Nous hésitions à pouvoir identifier un seul anticorps capable de les reconnaître tous. Et il s’est avéré que nos méthodes de dépistage immunologique améliorées développées à l’Université du Texas ont rapidement identifié deux exemples d’anticorps humains largement efficaces contre différentes versions de la protéine PfEMP1. Ils ont tous deux ciblé une partie de la protéine connue sous le nom de CIDRα1 qui interagit avec le récepteur EPCR. »
Maria Bernabeu, co-auteure principale du document et chef de groupe à l'EMBL Barcelone
L’équipe a ensuite dû tester si ces anticorps pouvaient également bloquer avec succès la liaison de l’EPCR dans les vaisseaux sanguins vivants. Dans la plupart des maladies, cela aurait pu être testé sur des modèles animaux. Cependant, pour le paludisme, cela n’est pas possible car les protéines virulentes des parasites qui infectent les souris sont très différentes de celles de leurs homologues humains.
Les chercheurs ont mis au point une approche innovante pour surmonter ce défi. Ils ont développé un moyen de développer un réseau de vaisseaux sanguins humains en laboratoire et de faire passer du sang humain infecté par des parasites vivants à travers les vaisseaux, reconstruisant ainsi la maladie dans une boîte. Ces expériences ont démontré que les anticorps étaient capables d’empêcher l’accumulation des cellules infectées, ce qui suggère qu’ils pourraient aider à arrêter le blocage qui conduit aux symptômes graves du paludisme.
« Nous avons utilisé notre technologie d'organe sur puce pour recréer des microvaisseaux cérébraux en 3D, que nous avons ensuite infectés avec des parasites du paludisme », a déclaré Viola Introini, boursière postdoctorale Marie-Skłodowska Curie au sein du groupe Maria Bernabeu à l'EMBL Barcelone et co-premier auteur. du travail. « Nous avons introduit les deux anticorps dans le système vasculaire et avons été impressionnés par la façon dont ils ont empêché les cellules sanguines infectées de coller aux vaisseaux. Il était frappant de voir l'inhibition facilement apparente à l'œil nu. »
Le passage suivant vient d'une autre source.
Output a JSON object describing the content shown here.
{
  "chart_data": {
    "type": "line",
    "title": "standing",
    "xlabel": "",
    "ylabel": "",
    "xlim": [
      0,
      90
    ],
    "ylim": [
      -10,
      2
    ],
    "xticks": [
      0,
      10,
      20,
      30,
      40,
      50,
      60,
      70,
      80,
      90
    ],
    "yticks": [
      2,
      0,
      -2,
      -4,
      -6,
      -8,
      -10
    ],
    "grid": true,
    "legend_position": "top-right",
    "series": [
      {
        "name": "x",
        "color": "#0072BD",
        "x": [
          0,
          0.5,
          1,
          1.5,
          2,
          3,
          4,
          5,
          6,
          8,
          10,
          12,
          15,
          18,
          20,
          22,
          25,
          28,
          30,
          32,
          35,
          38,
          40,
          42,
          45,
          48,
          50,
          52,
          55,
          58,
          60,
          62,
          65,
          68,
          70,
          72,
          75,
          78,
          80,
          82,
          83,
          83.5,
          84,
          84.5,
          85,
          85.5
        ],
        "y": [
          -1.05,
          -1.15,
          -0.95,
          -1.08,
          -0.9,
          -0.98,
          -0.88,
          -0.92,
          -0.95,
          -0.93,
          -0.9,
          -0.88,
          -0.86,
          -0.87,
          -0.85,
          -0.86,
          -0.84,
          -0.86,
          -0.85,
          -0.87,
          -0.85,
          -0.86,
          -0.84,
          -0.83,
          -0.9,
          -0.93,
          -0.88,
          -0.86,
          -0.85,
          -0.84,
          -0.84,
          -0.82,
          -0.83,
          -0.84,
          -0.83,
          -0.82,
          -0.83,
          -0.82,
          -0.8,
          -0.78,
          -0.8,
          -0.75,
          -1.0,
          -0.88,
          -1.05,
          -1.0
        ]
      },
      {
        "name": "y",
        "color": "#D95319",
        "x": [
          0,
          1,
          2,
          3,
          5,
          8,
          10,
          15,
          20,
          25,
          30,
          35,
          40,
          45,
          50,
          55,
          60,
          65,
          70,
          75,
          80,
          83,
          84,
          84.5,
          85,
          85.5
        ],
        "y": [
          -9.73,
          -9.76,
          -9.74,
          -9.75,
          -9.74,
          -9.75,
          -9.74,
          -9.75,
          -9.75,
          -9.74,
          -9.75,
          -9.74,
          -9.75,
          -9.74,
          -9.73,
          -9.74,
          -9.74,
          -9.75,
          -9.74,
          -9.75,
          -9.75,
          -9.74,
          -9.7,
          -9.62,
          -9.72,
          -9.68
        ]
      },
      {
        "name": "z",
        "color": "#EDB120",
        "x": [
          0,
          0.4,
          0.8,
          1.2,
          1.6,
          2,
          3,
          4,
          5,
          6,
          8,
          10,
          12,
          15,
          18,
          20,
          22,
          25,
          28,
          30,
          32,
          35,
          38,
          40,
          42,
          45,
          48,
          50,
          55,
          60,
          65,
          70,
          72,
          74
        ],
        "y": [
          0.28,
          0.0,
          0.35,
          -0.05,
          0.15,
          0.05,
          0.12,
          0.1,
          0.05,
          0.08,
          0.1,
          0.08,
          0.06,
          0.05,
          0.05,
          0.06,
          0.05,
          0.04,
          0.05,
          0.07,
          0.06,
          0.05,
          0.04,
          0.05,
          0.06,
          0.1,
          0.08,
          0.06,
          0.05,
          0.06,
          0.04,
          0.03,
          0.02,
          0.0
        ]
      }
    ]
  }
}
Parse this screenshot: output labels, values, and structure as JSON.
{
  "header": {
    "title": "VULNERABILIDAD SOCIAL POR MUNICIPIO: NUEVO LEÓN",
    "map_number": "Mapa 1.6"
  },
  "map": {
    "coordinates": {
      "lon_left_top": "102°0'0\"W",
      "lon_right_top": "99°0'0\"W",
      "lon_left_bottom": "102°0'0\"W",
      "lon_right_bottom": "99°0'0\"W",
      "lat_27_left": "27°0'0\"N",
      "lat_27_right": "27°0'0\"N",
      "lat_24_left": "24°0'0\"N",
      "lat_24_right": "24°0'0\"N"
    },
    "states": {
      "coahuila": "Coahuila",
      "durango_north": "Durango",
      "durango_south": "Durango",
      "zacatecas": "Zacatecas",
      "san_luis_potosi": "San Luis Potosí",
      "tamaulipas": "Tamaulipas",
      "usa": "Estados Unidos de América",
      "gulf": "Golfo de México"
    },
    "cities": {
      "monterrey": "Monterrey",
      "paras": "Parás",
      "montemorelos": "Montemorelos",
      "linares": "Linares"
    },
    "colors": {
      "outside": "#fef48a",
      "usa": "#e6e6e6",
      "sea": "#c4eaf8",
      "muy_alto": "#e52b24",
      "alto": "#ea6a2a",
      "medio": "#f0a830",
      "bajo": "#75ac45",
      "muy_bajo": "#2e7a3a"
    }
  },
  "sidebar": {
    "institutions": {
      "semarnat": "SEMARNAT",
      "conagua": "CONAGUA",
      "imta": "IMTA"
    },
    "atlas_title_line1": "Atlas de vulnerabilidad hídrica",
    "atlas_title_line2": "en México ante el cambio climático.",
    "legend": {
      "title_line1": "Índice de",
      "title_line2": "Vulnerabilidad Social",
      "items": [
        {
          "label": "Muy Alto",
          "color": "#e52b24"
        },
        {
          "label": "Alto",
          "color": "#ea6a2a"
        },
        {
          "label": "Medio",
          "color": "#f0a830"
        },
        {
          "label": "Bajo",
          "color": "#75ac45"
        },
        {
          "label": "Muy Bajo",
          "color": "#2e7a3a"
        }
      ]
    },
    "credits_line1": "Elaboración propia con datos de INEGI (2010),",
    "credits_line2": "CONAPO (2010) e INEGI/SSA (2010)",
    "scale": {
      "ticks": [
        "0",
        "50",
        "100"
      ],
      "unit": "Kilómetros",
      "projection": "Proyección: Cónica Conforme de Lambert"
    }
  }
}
L'analyse structurelle et immunologique réalisée par des collaborateurs de l'Université de Copenhague et du Scripps Research Institute a révélé que ces anticorps empêchent la liaison du parasite par un mécanisme similaire – en reconnaissant trois acides aminés hautement conservés sur CIDRα1. Ces anticorps largement réactifs représentent probablement un mécanisme commun d’immunité acquise contre le paludisme grave et offrent de nouvelles perspectives pour la conception d’un vaccin ou d’un traitement basé sur PfEMP1 ciblant le paludisme grave.
« Cette étude ouvre la porte au ciblage de nouveaux moyens de protéger les personnes contre le paludisme grave, comme un vaccin ou d'autres traitements », a déclaré Bernabeu. « C'est grâce à la collaboration internationale et interdisciplinaire qui est essentielle à la compréhension de maladies comme le paludisme. Nos collaborateurs viennent du monde entier et étudient le paludisme sous différents angles. Nous devons continuer à travailler ensemble pour relever de grands défis comme celui-ci. »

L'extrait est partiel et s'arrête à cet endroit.